Machine learning is everywhere from the internet of things to digital marketing to big data to programming and beyond. Forecasts show that the global machine learning market will cross $30 billion by 2024. It is an evolving and growing market primarily because machine learning and artificial intelligence appear in every sector across all industries. But machine learning and the internet of things (IoT) is one of the most prominent fields. Machine learning and the internet of things algorithms have long helped solve complex IoT challenges.
This article covers machine learning history, where it is today, and how it has developed with digital marketing.
Machine Learning History
The commercialisation of machine learning started in 1989 when Axcelis released evolver. It was the first software that offered algorithms on personal computers. The real commercialization of machine learning started when Torch’s first version was released in 2002. It is a software library for machine learning that’s currently used today.
Here is a brief overview of the significant achievements and history of machine learning and the internet of things in the last couple of decades:
- ImageNet (created by Fei-Fei Li) is said to be the major contributor to the AI boom. (2009)
- The IBM Watson (natural language processing system) beat humans for the first time, remaking history. (2011)
- Google Brain identified cats from YouTube unlabeled videos. (2012)
- Face recognition gained prominence in 2014 with Facebook’s DeepFace that recognized faces with 97% accuracy.
- Google’s AlphaGo program gained significant popularity when it beat a human in 2016 and later human chess players in 2017.
- Today, 37% of organizations use AI in one way or another.
Marketing and Machine Learning Today
Machine learning apps received $28.5 billion in funding in 2019, that’s almost double the other investment sector (machine learning platforms) for artificial intelligence.
According to Enterprise Technology Trends, 83% of IT professionals agree that machine learning and artificial intelligence are transforming customer engagement, and 69% said it’s changing their entire business.
Here is an overview of the use cases of machine learning at the enterprise level:
The top 5 machine learning use cases are:
1. Cost reduction
2. Customer intelligence
3. Customer experience
4. Internal process automation
5. Customer retention
Here is an overview of the ways machine learning is used in digital marketing:
1. PPC And Machine Learning
Machine learning and artificial learning has changed the way advertisers run and manage Pay Per Click (PPC) campaigns. Machine learning has helped PPC in several ways whether it be PPC Google Smart Campaigns, programmatic advertising, lookalike audience on Facebook, predictive advertising, or smart bidding.

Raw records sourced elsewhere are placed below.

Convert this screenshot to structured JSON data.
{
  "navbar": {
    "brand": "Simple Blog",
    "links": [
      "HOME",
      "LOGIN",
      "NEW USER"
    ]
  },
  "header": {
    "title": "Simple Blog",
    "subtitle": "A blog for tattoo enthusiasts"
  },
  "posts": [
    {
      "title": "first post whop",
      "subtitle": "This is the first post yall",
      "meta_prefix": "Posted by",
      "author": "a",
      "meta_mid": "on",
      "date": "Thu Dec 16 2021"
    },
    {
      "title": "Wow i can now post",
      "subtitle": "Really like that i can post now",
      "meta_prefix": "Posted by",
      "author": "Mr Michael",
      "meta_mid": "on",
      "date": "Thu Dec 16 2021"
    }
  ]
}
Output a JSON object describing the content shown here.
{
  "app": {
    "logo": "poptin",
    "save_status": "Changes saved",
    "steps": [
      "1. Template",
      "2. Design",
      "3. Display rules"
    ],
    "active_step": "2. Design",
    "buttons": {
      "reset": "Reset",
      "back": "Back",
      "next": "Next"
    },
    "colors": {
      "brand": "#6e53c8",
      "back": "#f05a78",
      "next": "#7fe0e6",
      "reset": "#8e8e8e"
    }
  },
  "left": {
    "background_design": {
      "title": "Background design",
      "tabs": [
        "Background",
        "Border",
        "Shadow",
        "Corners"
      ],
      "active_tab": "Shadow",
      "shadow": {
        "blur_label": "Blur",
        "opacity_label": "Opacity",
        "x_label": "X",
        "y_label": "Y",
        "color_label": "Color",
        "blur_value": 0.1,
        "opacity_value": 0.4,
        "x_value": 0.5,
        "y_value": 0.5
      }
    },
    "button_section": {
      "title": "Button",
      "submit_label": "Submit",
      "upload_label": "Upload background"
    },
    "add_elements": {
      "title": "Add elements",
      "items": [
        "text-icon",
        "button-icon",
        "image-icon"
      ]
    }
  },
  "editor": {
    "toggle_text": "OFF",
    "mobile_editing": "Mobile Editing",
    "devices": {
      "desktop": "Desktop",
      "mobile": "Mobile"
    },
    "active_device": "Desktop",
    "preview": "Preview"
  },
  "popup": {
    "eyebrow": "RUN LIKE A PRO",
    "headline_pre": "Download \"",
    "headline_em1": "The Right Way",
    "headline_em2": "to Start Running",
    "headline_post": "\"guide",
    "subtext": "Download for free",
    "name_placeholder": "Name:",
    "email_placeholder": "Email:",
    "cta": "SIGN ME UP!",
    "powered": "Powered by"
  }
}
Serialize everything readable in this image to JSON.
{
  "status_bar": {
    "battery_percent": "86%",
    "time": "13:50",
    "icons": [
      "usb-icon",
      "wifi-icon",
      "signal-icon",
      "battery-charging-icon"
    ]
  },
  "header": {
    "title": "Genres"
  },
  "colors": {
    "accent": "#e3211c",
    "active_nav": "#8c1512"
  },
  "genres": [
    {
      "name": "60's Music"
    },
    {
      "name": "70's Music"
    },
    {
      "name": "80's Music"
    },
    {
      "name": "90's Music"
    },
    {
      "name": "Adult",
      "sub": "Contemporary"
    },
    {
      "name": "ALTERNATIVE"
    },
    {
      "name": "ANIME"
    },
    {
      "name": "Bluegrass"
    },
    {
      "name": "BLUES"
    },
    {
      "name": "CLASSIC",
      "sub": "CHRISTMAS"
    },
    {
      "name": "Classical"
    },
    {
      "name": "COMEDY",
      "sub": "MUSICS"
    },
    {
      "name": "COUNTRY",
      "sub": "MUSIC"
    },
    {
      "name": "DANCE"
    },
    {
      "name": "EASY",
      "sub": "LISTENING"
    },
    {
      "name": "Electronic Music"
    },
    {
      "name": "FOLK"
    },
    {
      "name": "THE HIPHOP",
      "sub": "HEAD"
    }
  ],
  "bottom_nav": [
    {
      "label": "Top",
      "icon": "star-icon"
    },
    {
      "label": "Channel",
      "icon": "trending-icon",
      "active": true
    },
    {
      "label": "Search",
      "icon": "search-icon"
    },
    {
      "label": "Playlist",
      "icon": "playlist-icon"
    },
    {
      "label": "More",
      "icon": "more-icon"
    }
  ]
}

Consider Google Smart Campaigns that let you small businesses run ads on autopilot. A Smart Campaign is an “automatic campaign” where Google creates and optimizes ads and landing pages for advertisers.
Smart bidding by Google also uses machine learning to improve the conversion rate of your campaigns by using data from several sources:
For example, you can use data from a location, browser, and demographics to optimize bidding for a PPC campaign.
Improving personalization across all touchpoints has been easier for digital marketers. Companies like Netflix for personalization use machine learning. It used machine learning to show highly personalized show rankings, messaging, images, and pages based on data from over 100 million customers from all over the world.
Starbucks also uses machine learning to suggest drinks to its customers through its app. These recommendations are personalized using reinforcement learning technology (machine learning type).
3. Machine Learning Automation in PPC
Marketing automation is on the rise. Forrester predicts that global marketing automation spending will cross $25 billion by 2023. Marketing automation is based on machine learning. Think of customer segmentation, retargeting, email campaigns, follow-ups, content curation networks, etc. These are all ways how machine learning has automated marketing. The critical role that machine learning plays in PPC: Pay Per Click (PPC) is another aspect of digital marketing that has seen incredible changes and growth over the past couple of decades. As it becomes more reliant on algorithmic input, PPC is more customizable, allowing marketers to reach their targets with greater accuracy and maximizing their efforts.
The Wrap on Machine Learning and The Internet of Things
Machine learning has reshaped the digital marketing industry and will continue to do so. As much as 97% of leaders agree that digital marketers have to work with machine learning and the internet of things, as this is the future of marketing.
Whether it be marketing automation or PPC, machine learning is here to stay – and grow.